N’est-il pas frappant, en effet, qu’un homme d’un esprit aussi acéré ait pu vivre, pendant toute la convention, sur la crête de la montagne, sans y avoir jamais ouï parler par qui que ce soit, dantoniste ou robespierriste, d’abolition de la propriété, d’état propriétaire, niveleur, producteur, consommateur, ni de loi agraire, ni d’égalité des biens, ni de tendance aux doctrines de Babeuf, ni d’aucun de ces vastes projets que la postérité crédule, soit en France, soit à l’étranger, a si souvent attribués à la convention de 1793 ? N’est-ce pas la preuve la plus certaine que ces projets n’existaient pas dans les têtes même de Robespierre et de Saint-Just, qu’ils n’avaient sur ces points que des vues vagues, mobiles, changeantes, plutôt littéraires et morales qu’économiques, mais aucun système formel autre que celui de la propriété individuelle ? — sans quoi, il leur eût été impossible de faire à la montagne un secret de pareilles intentions : il eût été déraisonnable de le tenter.

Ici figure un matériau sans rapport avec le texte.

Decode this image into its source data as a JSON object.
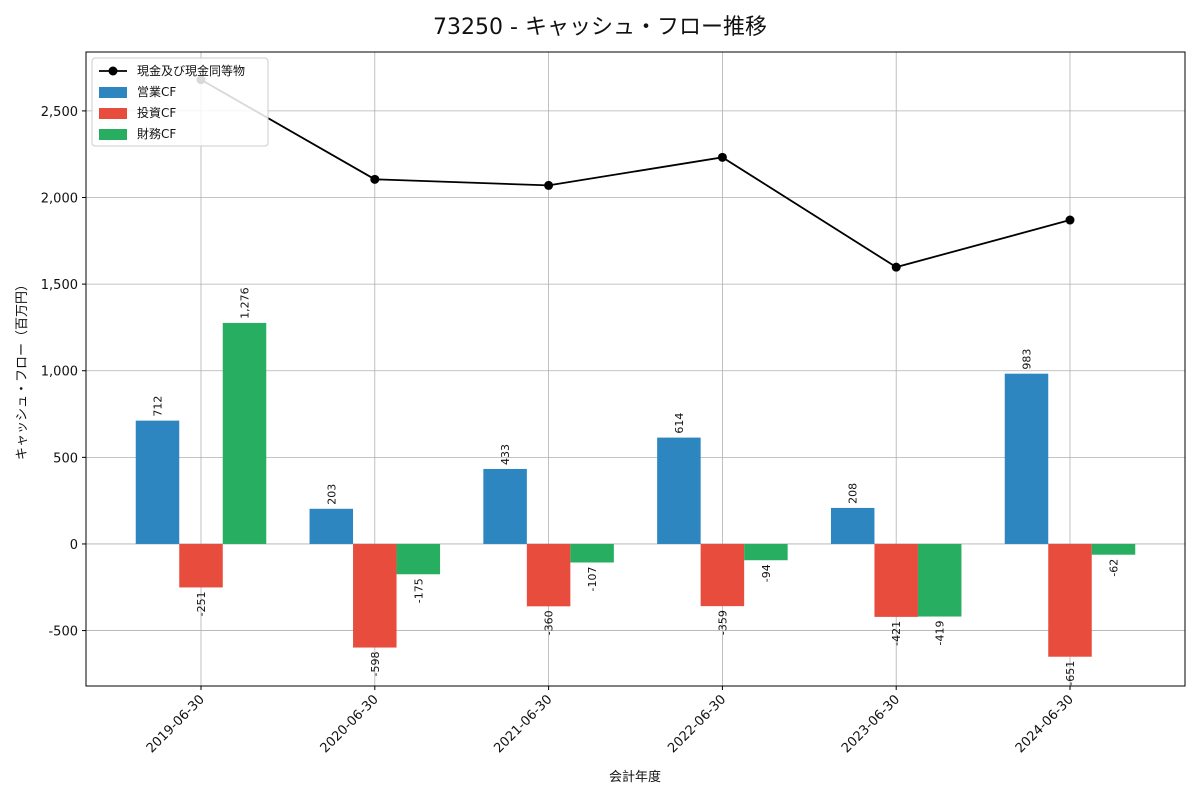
{
  "chart_data": {
    "type": "bar",
    "title": "73250 - キャッシュ・フロー推移",
    "xlabel": "会計年度",
    "ylabel": "キャッシュ・フロー（百万円）",
    "categories": [
      "2019-06-30",
      "2020-06-30",
      "2021-06-30",
      "2022-06-30",
      "2023-06-30",
      "2024-06-30"
    ],
    "series": [
      {
        "name": "営業CF",
        "values": [
          712,
          203,
          433,
          614,
          208,
          983
        ],
        "labels": [
          "712",
          "203",
          "433",
          "614",
          "208",
          "983"
        ],
        "color": "#2e86c1"
      },
      {
        "name": "投資CF",
        "values": [
          -251,
          -598,
          -360,
          -359,
          -421,
          -651
        ],
        "labels": [
          "-251",
          "-598",
          "-360",
          "-359",
          "-421",
          "-651"
        ],
        "color": "#e74c3c"
      },
      {
        "name": "財務CF",
        "values": [
          1276,
          -175,
          -107,
          -94,
          -419,
          -62
        ],
        "labels": [
          "1,276",
          "-175",
          "-107",
          "-94",
          "-419",
          "-62"
        ],
        "color": "#27ae60"
      }
    ],
    "line": {
      "name": "現金及び現金同等物",
      "values": [
        2680,
        2105,
        2070,
        2232,
        1598,
        1870
      ],
      "color": "#000000"
    },
    "ylim": [
      -820,
      2840
    ],
    "yticks": [
      -500,
      0,
      500,
      1000,
      1500,
      2000,
      2500
    ],
    "ytick_labels": [
      "-500",
      "0",
      "500",
      "1,000",
      "1,500",
      "2,000",
      "2,500"
    ],
    "grid": true,
    "legend": "top-left"
  }
}
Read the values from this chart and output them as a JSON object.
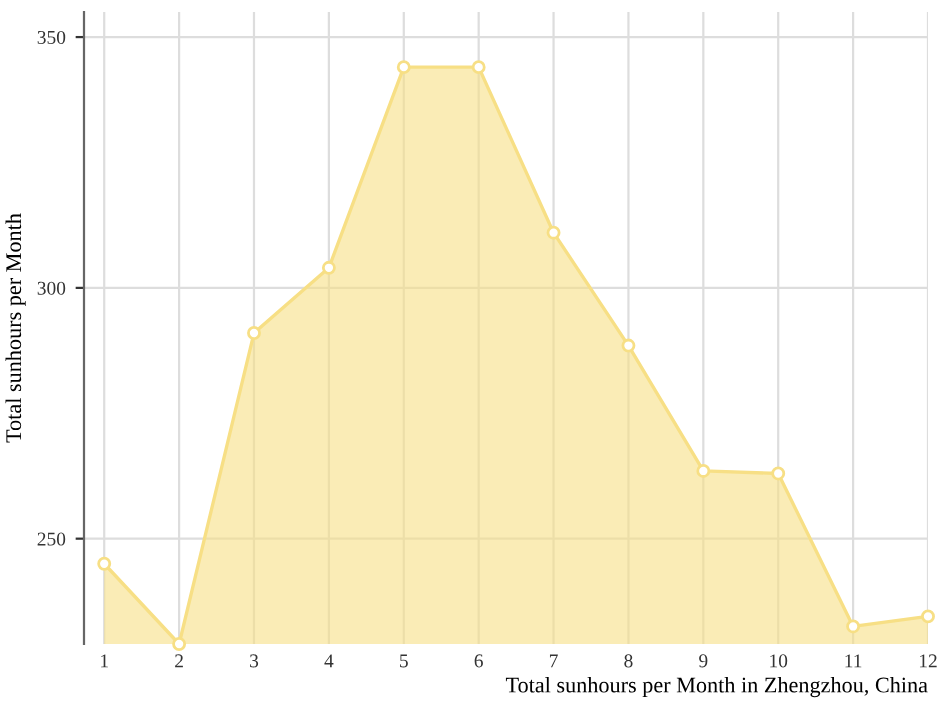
{
  "chart_data": {
    "type": "area",
    "x": [
      1,
      2,
      3,
      4,
      5,
      6,
      7,
      8,
      9,
      10,
      11,
      12
    ],
    "series": [
      {
        "color": "#f7df85",
        "values": [
          245,
          229,
          291,
          304,
          344,
          344,
          311,
          288.5,
          263.5,
          263,
          232.5,
          234.5
        ]
      }
    ],
    "xlim": [
      0.73,
      12
    ],
    "ylim": [
      229,
      355
    ],
    "xticks": [
      1,
      2,
      3,
      4,
      5,
      6,
      7,
      8,
      9,
      10,
      11,
      12
    ],
    "yticks": [
      250,
      300,
      350
    ],
    "xlabel": "Total sunhours per Month in Zhengzhou, China",
    "ylabel": "Total sunhours per Month",
    "grid": true,
    "marker": "circle",
    "line_style": "solid"
  }
}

« La convention, dit Baudot, n’avait pas sur la propriété une autre opinion que celle du code civil : elle a toujours regardé la propriété comme la base fondamentale de l’ordre social. Je n’ai jamais entendu aucun membre de cette assemblée prononcer ni faire aucune proposition contraire à ce principe. Elle a été souvent accusée d’avoir professé des principes subversifs de toute propriété. A ma connaissance parfaite, il serait impossible de citer un mot, une phrase qui pût donner quelque poids à cette accusation. » Ce ne sont point là des aperçus vagues, exagérés pour le besoin d’une cause ; c’est l’impression immédiate d’un homme mêlé aux secrets de son parti, et qui n’eût pu fermer les yeux sur une chose aussi capitale que le projet d’engloutir la propriété individuelle. Autant vaudrait ignorer le Vésuve en habitant près du cratère.

Les idées de la convention en 1793, c’est-à-dire de la montagne, conduisaient si peu à la doctrine de l’égalité des biens, que les conventionnels, sans exception, furent mis en suspicion par Babeuf lorsqu’il dévoila son système. Il avait résolu d’abord de n’en admettre aucun dans ses conciliabules. D’autre part, quand la conspiration éclata, les montagnards les plus hardis, les plus aventureux, furent si surpris de cette explosion d’utopies qu’ils refusèrent de croire à la sincérité de ce qu’ils entendaient pour la première fois. Ils s’obstinaient à penser qu’une tentative si extravagante à leurs yeux ne pouvait être qu’un piège tendu par le directoire.